Proper LNs classification and labelling is needed in order to develop future approaches in the characterization of malignant LNs, for example when considering Radiomics. Moreover, other features regarding the morphology of the thoracic LNs in addition to size (for example shape or homogeneity) should also be considered in future work. The current work considers just the thoracic LNs. Future work will address the extension to the abdominal region.

The main limitation of this study was the fact that the datasets were segmented by only one radiologist. However, this radiologist was well trained in detection and segmentation of LNs in chest CTs (more than 4 years of experience) and unclear LNs were discussed with an experienced radiologist (more than 15 years of experience). We assumed to have a homogenous dataset of the more than 4.000 manually segmented LNs with optimized inter-rater variability. Nevertheless, in this study the inter-rater effect of independent segmentation datasets for training of the network has not been evaluated. This was beyond the purpose of this study and has to be investigated in a subsequent trail.

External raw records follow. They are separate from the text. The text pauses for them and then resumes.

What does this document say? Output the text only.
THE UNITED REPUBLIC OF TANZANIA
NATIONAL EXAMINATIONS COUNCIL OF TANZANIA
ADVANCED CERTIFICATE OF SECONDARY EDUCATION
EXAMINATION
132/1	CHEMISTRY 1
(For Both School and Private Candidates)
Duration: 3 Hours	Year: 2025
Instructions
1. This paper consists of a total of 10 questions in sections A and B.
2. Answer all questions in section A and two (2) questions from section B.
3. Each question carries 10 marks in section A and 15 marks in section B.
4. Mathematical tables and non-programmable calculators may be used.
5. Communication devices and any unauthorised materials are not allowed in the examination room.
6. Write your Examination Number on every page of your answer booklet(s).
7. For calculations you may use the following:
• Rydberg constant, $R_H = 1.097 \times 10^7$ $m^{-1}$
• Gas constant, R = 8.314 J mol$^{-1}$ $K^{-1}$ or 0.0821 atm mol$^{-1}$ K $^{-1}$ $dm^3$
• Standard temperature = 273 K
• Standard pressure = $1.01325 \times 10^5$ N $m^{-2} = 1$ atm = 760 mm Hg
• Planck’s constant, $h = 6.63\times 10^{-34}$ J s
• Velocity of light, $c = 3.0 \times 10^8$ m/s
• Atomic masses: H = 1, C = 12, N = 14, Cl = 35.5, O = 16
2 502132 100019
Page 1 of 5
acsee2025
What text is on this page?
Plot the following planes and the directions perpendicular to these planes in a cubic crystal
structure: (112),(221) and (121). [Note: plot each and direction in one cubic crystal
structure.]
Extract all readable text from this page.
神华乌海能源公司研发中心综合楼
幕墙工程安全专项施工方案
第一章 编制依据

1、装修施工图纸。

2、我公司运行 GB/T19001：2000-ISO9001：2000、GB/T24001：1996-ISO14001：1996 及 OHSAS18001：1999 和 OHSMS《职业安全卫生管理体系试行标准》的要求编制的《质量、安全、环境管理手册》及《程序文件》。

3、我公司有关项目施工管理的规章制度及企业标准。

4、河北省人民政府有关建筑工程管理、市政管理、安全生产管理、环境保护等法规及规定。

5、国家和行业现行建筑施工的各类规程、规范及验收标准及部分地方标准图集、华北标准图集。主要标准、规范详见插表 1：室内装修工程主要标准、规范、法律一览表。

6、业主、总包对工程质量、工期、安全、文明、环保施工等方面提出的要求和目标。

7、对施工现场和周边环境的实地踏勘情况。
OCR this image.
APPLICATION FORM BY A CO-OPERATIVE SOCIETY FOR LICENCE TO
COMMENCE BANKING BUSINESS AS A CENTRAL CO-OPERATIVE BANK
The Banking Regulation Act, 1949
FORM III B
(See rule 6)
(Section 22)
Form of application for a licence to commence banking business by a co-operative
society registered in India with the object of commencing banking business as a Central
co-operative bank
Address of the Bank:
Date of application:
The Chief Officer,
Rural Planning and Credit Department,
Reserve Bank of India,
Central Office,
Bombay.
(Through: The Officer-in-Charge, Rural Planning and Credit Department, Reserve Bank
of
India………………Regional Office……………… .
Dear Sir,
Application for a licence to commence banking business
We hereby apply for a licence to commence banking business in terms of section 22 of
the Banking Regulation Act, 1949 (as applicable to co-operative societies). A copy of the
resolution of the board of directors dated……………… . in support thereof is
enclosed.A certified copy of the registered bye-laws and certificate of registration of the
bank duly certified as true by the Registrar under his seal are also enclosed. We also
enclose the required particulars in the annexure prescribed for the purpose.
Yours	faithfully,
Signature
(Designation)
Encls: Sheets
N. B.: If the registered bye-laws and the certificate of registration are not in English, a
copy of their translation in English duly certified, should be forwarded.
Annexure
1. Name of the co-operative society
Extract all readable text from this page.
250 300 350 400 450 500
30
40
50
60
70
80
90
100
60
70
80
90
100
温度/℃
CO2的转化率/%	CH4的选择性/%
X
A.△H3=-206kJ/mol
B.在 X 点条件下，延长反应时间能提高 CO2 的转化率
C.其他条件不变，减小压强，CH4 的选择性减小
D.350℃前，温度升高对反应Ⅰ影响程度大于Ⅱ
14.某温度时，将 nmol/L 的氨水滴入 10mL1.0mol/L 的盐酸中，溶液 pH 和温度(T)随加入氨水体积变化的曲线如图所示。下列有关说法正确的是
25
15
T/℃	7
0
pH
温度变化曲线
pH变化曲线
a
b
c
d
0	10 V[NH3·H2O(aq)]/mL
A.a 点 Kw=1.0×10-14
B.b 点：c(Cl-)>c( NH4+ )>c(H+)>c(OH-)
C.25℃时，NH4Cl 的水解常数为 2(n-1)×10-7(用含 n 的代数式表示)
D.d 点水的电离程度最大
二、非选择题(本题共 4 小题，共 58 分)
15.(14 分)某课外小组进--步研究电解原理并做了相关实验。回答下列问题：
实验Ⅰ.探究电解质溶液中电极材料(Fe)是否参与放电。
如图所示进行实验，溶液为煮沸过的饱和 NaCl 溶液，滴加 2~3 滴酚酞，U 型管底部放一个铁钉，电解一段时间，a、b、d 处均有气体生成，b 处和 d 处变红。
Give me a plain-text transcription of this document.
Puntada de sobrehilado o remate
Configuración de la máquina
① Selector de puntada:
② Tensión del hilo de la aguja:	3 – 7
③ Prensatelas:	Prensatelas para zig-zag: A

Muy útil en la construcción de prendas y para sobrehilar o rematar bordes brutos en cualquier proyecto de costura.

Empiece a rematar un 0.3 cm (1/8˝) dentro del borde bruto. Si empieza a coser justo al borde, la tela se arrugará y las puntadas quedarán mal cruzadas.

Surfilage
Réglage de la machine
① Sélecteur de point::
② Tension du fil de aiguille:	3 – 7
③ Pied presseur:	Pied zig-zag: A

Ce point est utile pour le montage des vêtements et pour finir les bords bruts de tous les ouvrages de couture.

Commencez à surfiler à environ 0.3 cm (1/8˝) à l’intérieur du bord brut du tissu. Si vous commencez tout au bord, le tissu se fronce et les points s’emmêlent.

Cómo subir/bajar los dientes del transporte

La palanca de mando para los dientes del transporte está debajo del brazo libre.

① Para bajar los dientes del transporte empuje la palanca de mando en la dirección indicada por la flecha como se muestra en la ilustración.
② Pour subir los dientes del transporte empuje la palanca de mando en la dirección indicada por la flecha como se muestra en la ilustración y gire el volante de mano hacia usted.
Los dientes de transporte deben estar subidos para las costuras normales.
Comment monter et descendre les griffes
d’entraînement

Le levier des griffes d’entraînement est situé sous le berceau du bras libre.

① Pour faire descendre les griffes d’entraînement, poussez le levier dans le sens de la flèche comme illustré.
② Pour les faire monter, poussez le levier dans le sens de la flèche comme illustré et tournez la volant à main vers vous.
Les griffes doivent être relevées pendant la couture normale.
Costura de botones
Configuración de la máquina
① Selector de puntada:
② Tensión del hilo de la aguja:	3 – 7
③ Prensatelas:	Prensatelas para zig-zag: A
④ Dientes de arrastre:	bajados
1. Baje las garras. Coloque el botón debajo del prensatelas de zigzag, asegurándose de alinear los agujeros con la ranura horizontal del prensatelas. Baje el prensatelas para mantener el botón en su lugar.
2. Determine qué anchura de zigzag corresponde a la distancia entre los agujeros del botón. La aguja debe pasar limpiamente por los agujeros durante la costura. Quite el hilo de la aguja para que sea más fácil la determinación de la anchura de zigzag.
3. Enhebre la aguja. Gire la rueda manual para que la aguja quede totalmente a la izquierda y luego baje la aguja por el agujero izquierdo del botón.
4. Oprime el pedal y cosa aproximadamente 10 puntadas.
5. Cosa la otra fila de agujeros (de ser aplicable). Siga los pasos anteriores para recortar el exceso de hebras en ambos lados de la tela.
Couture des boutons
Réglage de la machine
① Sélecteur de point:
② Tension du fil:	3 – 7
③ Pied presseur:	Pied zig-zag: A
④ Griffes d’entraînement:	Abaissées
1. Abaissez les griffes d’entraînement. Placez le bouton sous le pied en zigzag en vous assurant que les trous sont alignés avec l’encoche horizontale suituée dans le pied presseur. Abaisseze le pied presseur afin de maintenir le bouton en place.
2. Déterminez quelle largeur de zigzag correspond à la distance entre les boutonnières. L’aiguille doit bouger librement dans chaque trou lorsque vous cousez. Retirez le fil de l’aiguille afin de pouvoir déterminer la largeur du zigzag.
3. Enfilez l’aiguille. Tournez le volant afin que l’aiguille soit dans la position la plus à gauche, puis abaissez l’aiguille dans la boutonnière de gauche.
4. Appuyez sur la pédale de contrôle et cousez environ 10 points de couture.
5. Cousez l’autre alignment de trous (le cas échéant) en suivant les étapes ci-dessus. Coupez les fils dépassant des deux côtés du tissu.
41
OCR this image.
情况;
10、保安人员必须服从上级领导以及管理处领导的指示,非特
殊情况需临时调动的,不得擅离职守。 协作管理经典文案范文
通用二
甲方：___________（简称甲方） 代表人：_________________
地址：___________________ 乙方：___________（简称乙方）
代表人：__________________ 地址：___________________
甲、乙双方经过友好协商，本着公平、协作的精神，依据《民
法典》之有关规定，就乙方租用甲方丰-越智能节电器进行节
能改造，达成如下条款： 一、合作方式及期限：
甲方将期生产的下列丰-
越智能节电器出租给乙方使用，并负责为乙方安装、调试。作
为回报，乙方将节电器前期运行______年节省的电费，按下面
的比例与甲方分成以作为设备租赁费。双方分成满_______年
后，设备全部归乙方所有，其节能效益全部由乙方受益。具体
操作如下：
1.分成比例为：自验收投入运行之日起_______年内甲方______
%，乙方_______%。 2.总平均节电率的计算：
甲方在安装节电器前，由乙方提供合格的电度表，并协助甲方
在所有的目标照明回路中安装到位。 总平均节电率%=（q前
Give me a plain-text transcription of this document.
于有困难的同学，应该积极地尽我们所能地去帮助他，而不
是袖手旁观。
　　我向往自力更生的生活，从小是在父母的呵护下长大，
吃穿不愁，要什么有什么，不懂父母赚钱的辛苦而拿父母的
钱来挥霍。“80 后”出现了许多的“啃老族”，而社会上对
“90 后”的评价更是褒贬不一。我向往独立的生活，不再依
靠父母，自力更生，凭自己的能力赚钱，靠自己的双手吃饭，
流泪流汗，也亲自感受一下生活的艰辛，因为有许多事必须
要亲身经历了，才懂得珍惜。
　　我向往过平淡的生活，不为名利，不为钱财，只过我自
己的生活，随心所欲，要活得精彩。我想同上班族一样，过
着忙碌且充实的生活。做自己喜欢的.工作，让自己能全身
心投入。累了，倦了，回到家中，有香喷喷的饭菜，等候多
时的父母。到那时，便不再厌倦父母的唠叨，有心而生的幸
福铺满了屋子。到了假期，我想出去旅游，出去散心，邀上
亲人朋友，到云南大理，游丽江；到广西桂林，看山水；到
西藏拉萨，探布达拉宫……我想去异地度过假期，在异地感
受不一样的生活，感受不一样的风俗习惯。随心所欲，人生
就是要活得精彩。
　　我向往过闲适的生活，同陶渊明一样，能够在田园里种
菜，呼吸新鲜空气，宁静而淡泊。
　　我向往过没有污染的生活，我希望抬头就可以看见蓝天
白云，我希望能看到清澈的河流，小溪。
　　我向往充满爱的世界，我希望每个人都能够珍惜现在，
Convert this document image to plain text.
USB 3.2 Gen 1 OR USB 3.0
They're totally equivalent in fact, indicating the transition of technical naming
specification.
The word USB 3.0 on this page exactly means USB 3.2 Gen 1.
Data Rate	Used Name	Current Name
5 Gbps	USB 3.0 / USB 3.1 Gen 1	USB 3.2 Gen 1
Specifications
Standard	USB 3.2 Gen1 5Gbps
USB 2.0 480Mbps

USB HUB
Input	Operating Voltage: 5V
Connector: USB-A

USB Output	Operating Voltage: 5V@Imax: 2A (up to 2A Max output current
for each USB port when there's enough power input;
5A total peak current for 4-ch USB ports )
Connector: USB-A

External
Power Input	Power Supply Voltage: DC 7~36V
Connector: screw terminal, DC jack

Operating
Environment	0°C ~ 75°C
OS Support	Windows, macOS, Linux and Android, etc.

Another limitation of the study is the limited number of annotated LNs. Adding more annotations to the training dataset could most probably ensure a better detection rate, especially for the mediastinal LNs located in levels for which the analyzed dataset had just few representatives.

Finally, another limitation of the study is the limited number of data augmentation strategies that has been applied, since multiple and stronger strategies could also potentially improve the detection rate.

Conclusions

In conclusion, based on extensive and rigorous annotations, the proposed 3D DL approach achieved a good performance in the automatic detection and segmentation especially of enlarged LNs. In contrast to other work, both the axillary and mediastinal regions have been simultaneously addressed and thus a complete assessment of the thoracic region is provided. Our approach could be considered for further research regarding quantitative features of LNs to improve and accelerate diagnosis. Extension to other regions should be considered in the future.